Selang air sewaktu kita
mencuci kendaraan misalnya, kita pencet ujungnya sehingga lubang airnya
menyempit, apa yang terjadi?. Aliran air menjadi memancar jauh karena
tekanannya tinggi kalau kasusnya dalam darah maka menjadi tekanan darah tinggi
bukan?. Selang air inilah seperti pembuluh darah kita, dan kolesterol adalah
endapan kotoran yang menyumbatnya. Jika tekanan terlampau tinggi dan selang
(pembuluh) tidak bisa menahannya maka akan pecah. Pembuluh darah tersumbat atau
pecah yang menuju ke otak inilah yang memicu penyakit Stroke, sedangkan jika
terjadinya pembuluh darah yang menuju jantung maka akan memicu terjadinya
serangan jantung.
Ciri Kolesterol Tinggi
Gejala kolesterol tinggi
dapat dirasakan jika kita mengalami beberapa hal berikut;
- Sering merasa kebas, kaku hingga kesemutan pada kaki, tangan, persendiannya maupun pada bagian tubuh lain. Itu menandakan aliran darah ke bagian tubuh tersebut tidak lancar. Pada umumnya penyebab hal ini adalah karena endapan kolesterol yang menggangu kelancaran sirkulasi darah, maka seharusnya kejadian ini jangan disikapi dengan acuh.
- Sering merasa pusing, tegang pada leher dan kepala bagian belakang serta pundak pegal-pegal. Ini terjadi karena pasokan darah ke kepala (otak) melalui pundak dan leher terganggu. Penyebab utama tentu juga karena sumbatan pembuluh darah oleh kolesterol. Ini musti sangat diwaspadai karena jika ada pembuluh darah menuju otak sampai pecah akibatnya sangat fatal yaitu berpotensi stroke.
- Nyeri pada telapak kaki, pergelangan kaki, dan betis boleh jadi karena kolesterol yang mengganggu kelancaran pembuluh darah arteri pada bagian tubuh ini. Ini hanya salah satu faktor penyebab karena kemungkinan pegal pada telapak kaki juga bisa menandakan ada organ-organ penting tubuh kita yang kurang sehat sehingga dampaknya terkirim hingga telapak kaki. Telapak kaki adalah tempat berkumpulnya simpul-simpul syaraf yang terkait organ tubuh penting, oleh karena itu kita sering mendengar istilah pijat refleksi bukan?.

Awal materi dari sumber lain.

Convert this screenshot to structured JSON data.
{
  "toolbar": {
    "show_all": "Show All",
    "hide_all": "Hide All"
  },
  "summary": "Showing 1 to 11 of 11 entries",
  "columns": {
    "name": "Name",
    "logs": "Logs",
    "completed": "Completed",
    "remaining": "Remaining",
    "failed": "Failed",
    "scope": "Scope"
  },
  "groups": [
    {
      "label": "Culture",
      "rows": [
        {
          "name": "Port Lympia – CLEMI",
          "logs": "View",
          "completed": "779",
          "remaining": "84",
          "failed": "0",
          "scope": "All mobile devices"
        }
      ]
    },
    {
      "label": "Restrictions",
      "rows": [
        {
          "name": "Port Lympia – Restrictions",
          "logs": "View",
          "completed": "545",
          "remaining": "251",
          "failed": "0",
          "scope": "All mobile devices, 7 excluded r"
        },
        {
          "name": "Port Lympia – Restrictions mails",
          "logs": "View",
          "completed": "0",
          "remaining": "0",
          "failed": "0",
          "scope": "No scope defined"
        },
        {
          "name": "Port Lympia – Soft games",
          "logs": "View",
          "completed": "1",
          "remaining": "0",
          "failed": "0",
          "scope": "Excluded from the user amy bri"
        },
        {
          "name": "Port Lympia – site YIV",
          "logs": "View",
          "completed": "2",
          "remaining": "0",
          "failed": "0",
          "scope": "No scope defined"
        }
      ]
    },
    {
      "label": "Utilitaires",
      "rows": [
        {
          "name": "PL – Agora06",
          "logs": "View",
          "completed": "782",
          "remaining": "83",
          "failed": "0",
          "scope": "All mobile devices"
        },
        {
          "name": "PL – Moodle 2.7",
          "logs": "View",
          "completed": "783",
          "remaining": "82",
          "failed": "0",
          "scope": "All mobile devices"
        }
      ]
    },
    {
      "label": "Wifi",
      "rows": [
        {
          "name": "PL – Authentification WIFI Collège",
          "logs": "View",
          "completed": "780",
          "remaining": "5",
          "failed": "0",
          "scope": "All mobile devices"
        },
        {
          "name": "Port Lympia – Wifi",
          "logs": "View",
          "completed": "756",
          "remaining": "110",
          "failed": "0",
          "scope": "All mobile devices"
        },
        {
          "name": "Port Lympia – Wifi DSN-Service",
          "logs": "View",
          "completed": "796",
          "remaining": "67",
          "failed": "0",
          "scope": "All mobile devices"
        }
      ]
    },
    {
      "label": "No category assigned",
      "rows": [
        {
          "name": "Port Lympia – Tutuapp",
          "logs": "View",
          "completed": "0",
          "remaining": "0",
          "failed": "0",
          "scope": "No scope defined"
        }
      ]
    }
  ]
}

- Sering menguap dan mudah mengantuk. Anda merasa istirahat/ tidur porsinya cukup tetapi masih sering menguap, merasa lemas, lelah dan mengantuk. Ini kemungkinan besar karena otak kurang suplai oksigen juga. Telah diketahui bahwa sel darah merah bertugas mengantarkan oksigen terlarut dari paru-paru menuju ke otak. Jika pembuluh darah terlalu banyak endapan kolesterol maka proses ini akan sangat terganggu.

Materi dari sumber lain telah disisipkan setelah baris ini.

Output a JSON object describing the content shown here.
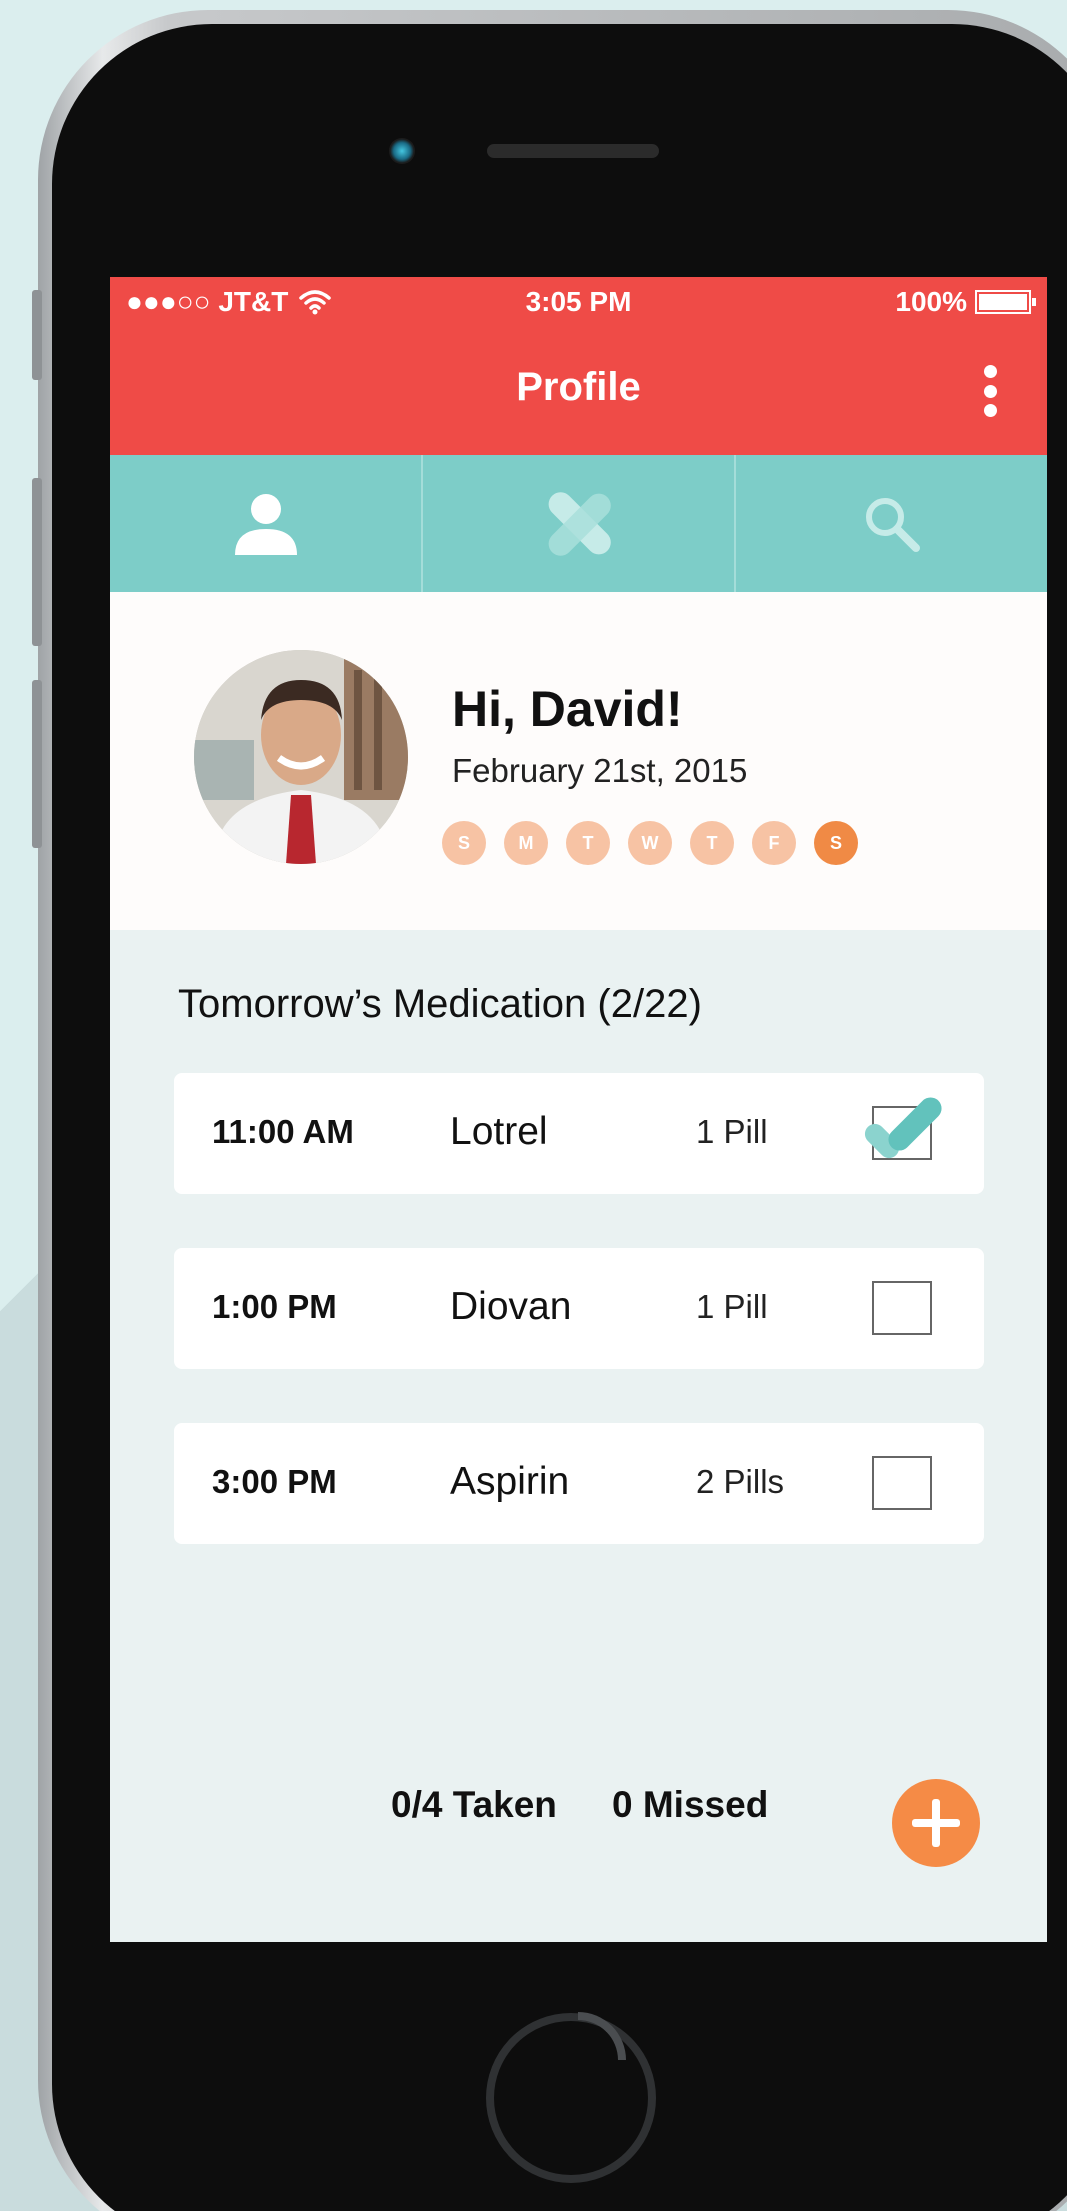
{
  "status_bar": {
    "carrier": "●●●○○ JT&T",
    "time": "3:05 PM",
    "battery": "100%"
  },
  "header": {
    "title": "Profile"
  },
  "tabs": [
    {
      "icon": "person-icon",
      "active": true
    },
    {
      "icon": "bandage-icon",
      "active": false
    },
    {
      "icon": "search-icon",
      "active": false
    }
  ],
  "profile": {
    "greeting": "Hi, David!",
    "date": "February 21st, 2015",
    "days": [
      {
        "label": "S",
        "active": false
      },
      {
        "label": "M",
        "active": false
      },
      {
        "label": "T",
        "active": false
      },
      {
        "label": "W",
        "active": false
      },
      {
        "label": "T",
        "active": false
      },
      {
        "label": "F",
        "active": false
      },
      {
        "label": "S",
        "active": true
      }
    ]
  },
  "medication": {
    "title": "Tomorrow’s Medication (2/22)",
    "items": [
      {
        "time": "11:00 AM",
        "name": "Lotrel",
        "dose": "1 Pill",
        "checked": true
      },
      {
        "time": "1:00 PM",
        "name": "Diovan",
        "dose": "1 Pill",
        "checked": false
      },
      {
        "time": "3:00 PM",
        "name": "Aspirin",
        "dose": "2 Pills",
        "checked": false
      }
    ]
  },
  "summary": {
    "taken": "0/4 Taken",
    "missed": "0 Missed"
  },
  "colors": {
    "header": "#ef4b47",
    "tabs": "#7dcdc8",
    "accent": "#f58b46"
  }
}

- Ada perubahan warna kuku, terutama pada jari tangan dan tumbuhnya pun melambat. Warna kuku menjadi pucat menebal dan cenderung kuning kusam. Bertumbuhannya pun dirasa melambat. Pucat karena darah tidak lancar menuju jemari tangan dan lambat dalam pertumbuhan juga karena kurang nutrisi yang diantarkan oleh darah. Lagi-lagi penyebabnya adalah endapan kolesterol berlebihan pada pembuluh darah.
- Sering mengalami kram pada organ gerak tubuh. Umumnya kram ini terjadi di malam hari atau pagi setelah bangun tidur. Kram terjadi pada lengan, tumit atau kaki bagian atas. Biasanya akan hilang jika Anda beraktifitas, olah raga atau menggerak-gerakan tubuh yang sering mengalami kram tersebut. Disamping penyebabnya karena endapan kolesterol juga karena pembuluh darah kurang elastis, maka perbanyaklah berolahraga, menjaga pola makan juga pola istirahat.
Dengan
mengetahui tanda atau ciri kolesterol tinggi yang umumnya terjadi pada tubuh
maka kita bisa lebih berhati-hati. Tidak meremehkan atau menganggap enteng gejala-gejala
tersebut. Kesadaran pun harus ditumbuhkan untuk menjaga menu makanan keseharian
dengan memperhatikan apa saja bahan makanan yang menghasilkan kolesterol tinggi
untuk dihidari atau dibatasi. Demikian juga ada baiknya kita mempelajari
sayuran dan buah apa saja yang baik untuk menurunkan kolesterol atau bahan
makanan lain yang cocok untuk penderita kolesterol tinggi.